Al acabar el primer trimestre en la Universidad de Sofía, me sentía muy ilusionado haciendo planes para las vacaciones de verano. Pidiendo a Dios que me guiase, me sentía ilusionado pensando en la posibilidad de poder hacer nuevas experiencias de algo desconocido para mí. Sólo empezar el mes de Agosto volví a Osaka y fui a mi casa. Al reencontrarme con mis padres después de un largo tiempo y recibir de ellos un fuerte abrazo, su afecto me hizo sentir el amor de Dios como algo muy real e imprescindible en mi vida.

Durante el tiempo que estuve viviendo con mi familia iba a ayudar al P. Franquesa al Colegio del Keiko, en el que estudié y que llevaré siempre en mi recuerdo. Estuve colaborando con él en los trabajo del Grupo de Estudio Católico del Colegio. Al acabar el trabajo que me resultaba muy interesante, participaba también en la Misa que decía el P. Franquesa. Para mí era como un profundo suspiro de alegría por los todas las gracias que recibí durante los 6 años pasados en el Keiko y por todas las que estoy recibiendo actualmente como seminarista. En estas ocasiones la única oración que puedo repetir con sencillez y espontaneidad es “gracias Dios mío”.

Después, a principios de septiembre, fui a hacer 5 días de retiro individual a la Casa de Ejercicios que los Pasionistas tienen en Mefu cerca de Kobe. Era la primera vez que hacía un retiro de este tipo, pero gracias a la acogida tan calurosa de los Pasionistas y a su dirección fueron para mí unos días de gracia. Durante esos días además de reafirmarme en mi vocación, experimenté profundamente la alegría de sentir que Cristo estaba conmigo a pesar de todos mis fallos. Gracias sean dadas a Dios!

Con toda la fuerza que recibí de esos días tan bonitos y sabrosos me dirigí a Tottori para realizar el plan más importante del verano, es decir, pasar unos días en la Institución “Matsu no Seibo Gakuen” que los Hermanos de la Caridad tienen allí para personas discapacitadas. Para mi fueron unos días de muchas experiencias nuevas. De manera especial hasta ahora nunca había pensado que ayudaría en el trabajo de recolección de la cosecha. Al participar después en la Misa y al escuchar las palabras de ofrecimiento del pan y del vino “fruto de la tierra y del duro trabajo del hombre” no podía sino asentir y me costaba aguantar la risa pensando en la experiencia que había tenido de ello.
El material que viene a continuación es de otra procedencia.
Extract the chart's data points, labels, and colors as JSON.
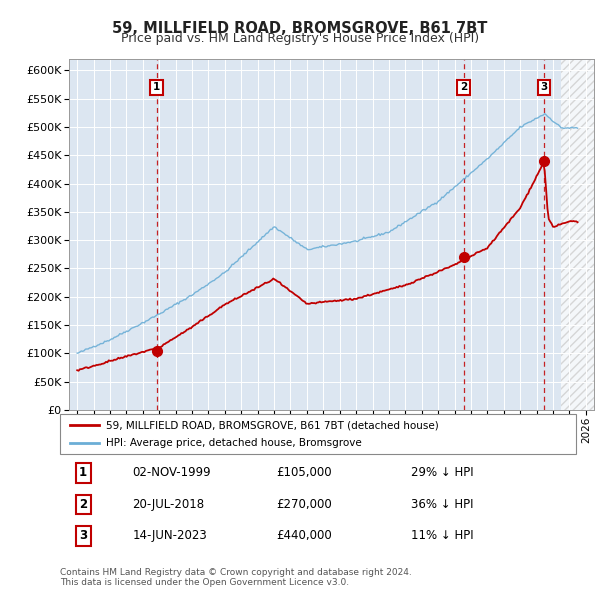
{
  "title": "59, MILLFIELD ROAD, BROMSGROVE, B61 7BT",
  "subtitle": "Price paid vs. HM Land Registry's House Price Index (HPI)",
  "sale_dates_num": [
    1999.84,
    2018.55,
    2023.45
  ],
  "sale_prices": [
    105000,
    270000,
    440000
  ],
  "sale_labels": [
    "1",
    "2",
    "3"
  ],
  "hpi_color": "#6baed6",
  "price_color": "#c00000",
  "vline_color": "#c00000",
  "plot_bg_color": "#dce6f1",
  "legend_entries": [
    "59, MILLFIELD ROAD, BROMSGROVE, B61 7BT (detached house)",
    "HPI: Average price, detached house, Bromsgrove"
  ],
  "table_data": [
    [
      "1",
      "02-NOV-1999",
      "£105,000",
      "29% ↓ HPI"
    ],
    [
      "2",
      "20-JUL-2018",
      "£270,000",
      "36% ↓ HPI"
    ],
    [
      "3",
      "14-JUN-2023",
      "£440,000",
      "11% ↓ HPI"
    ]
  ],
  "footnote": "Contains HM Land Registry data © Crown copyright and database right 2024.\nThis data is licensed under the Open Government Licence v3.0.",
  "ylim": [
    0,
    620000
  ],
  "yticks": [
    0,
    50000,
    100000,
    150000,
    200000,
    250000,
    300000,
    350000,
    400000,
    450000,
    500000,
    550000,
    600000
  ],
  "xlim_start": 1994.5,
  "xlim_end": 2026.5,
  "hatch_start": 2024.5
}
De todas maneras no fue ésta la experiencia más profunda que tuve en el Seibo Gakuen, sino las que la tuve sobre diversas formas de oración. En primer lugar, mi encuentro con la oración lo tuve orando con los Hermanos de la Caridad. Cada noche al participar en la Misa y orar en silencio delante del Santísimo, recibía la gracia de sentir cómo se recuperaban mi espíritu y mi cuerpo fatigados por el trabajo del día. En aquellos ratos me venían a la mente las siguientes palabras de la Escritura: “Permaneced en mí como yo permanezco en vosotros. Como el sarmiento no puede dar fruto si no permanece unido a la vida, tampoco vosotros podéis dar fruto si no permanecéis unidos a mí. Yo soy la vid. Vosotros los sarmientos. El que permanece en mí y yo en él, ése da mucho fruto” (Jn. 15:4-5)
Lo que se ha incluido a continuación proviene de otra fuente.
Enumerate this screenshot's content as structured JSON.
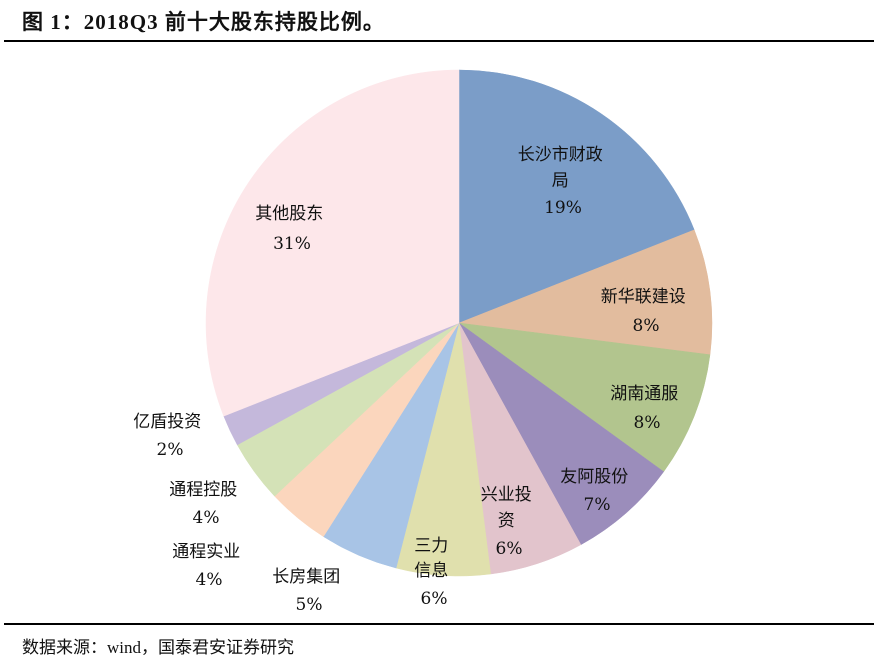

Al mismo tiempo tuve un encuentro también con la manera de orar de los hermanos que no se ve a simple vista. Esa oración no es otra que sus obras de caridad. En medio del horario tan ocupado que tenían, me llevaron a visitar diversos lugares turísticos para que pudiese disfrutar de mi estancia allí. Eso me hizo sentir su gran amor, y que Cristo me hablaba por medio de ellos. Realmente, pensar en el gran amor que Cristo me demuestra todos los días a pesar de no merecerlo, para mí es como una llamada a corresponder a ese amor por medio de mis queridos padres y hermanos claretianos, mis compañeros de universidad y de todas aquellas personas con la que me encuentro cada día… Como dice el Salmo 116:12, “¿Cómo responderé yo al Señor?” ¡Mi repuesta consiste en hacerme siervo del Señor y misionero de su amor…! Estos pensamientos me hacían sentir como si tuviese dentro de mí un manantial de agua viva.

El lugar en el que tuve otra experiencia de oración fue al jugar con los niños del Seibo Gakuen. Al ver la sonrisa de los niños iluminando toda su cara y al contemplar la energía con la que jugaban que se manifestaba en todo su cuerpo, me hizo comprender mejor el sentimiento de Jesús cuando dijo “dejad que los niños se acerquen a mí”. Sentía que esos niños, aunque ellos no fueran conscientes de ello, estaban ofreciendo a Dios una oración como la de los serafines que alaban a Dios con todo su amor. Es impensable que Dios no esté acogiendo con su abrazo a esos niños tan cariñosos. En realidad tengo la convicción de que la existencia de esos niños se halla siempre en los brazos amorosos de Dios.

De esta manera, además de la experiencia de oración durante el retiro en la tranquilidad de la capilla, tuve al salir fuera esa otra experiencia distinta de oración. Pero en ambas hay algo común, y es que la auténtica capilla es estar en los brazos de Dios. Yo cada día rezo en la comunidad y estudio en la universidad. Los niños juegan con toda su energía y las personas con problemas y dificultades se esfuerzan para seguir adelante en su vida. Dios no les puede haber dejado de su mano. Por el contrario seguro que los atrae a sus brazos con enorme compasión y los abraza con gran ternura. Nosotros no nos podemos imaginar una capilla o “lugar sagrado” que resplandezca más que en el interior de los brazos de Dios. Es decir, cuando todo se convierte en oración, seguro que nuestra oración también es transformada por la gracia de Dios.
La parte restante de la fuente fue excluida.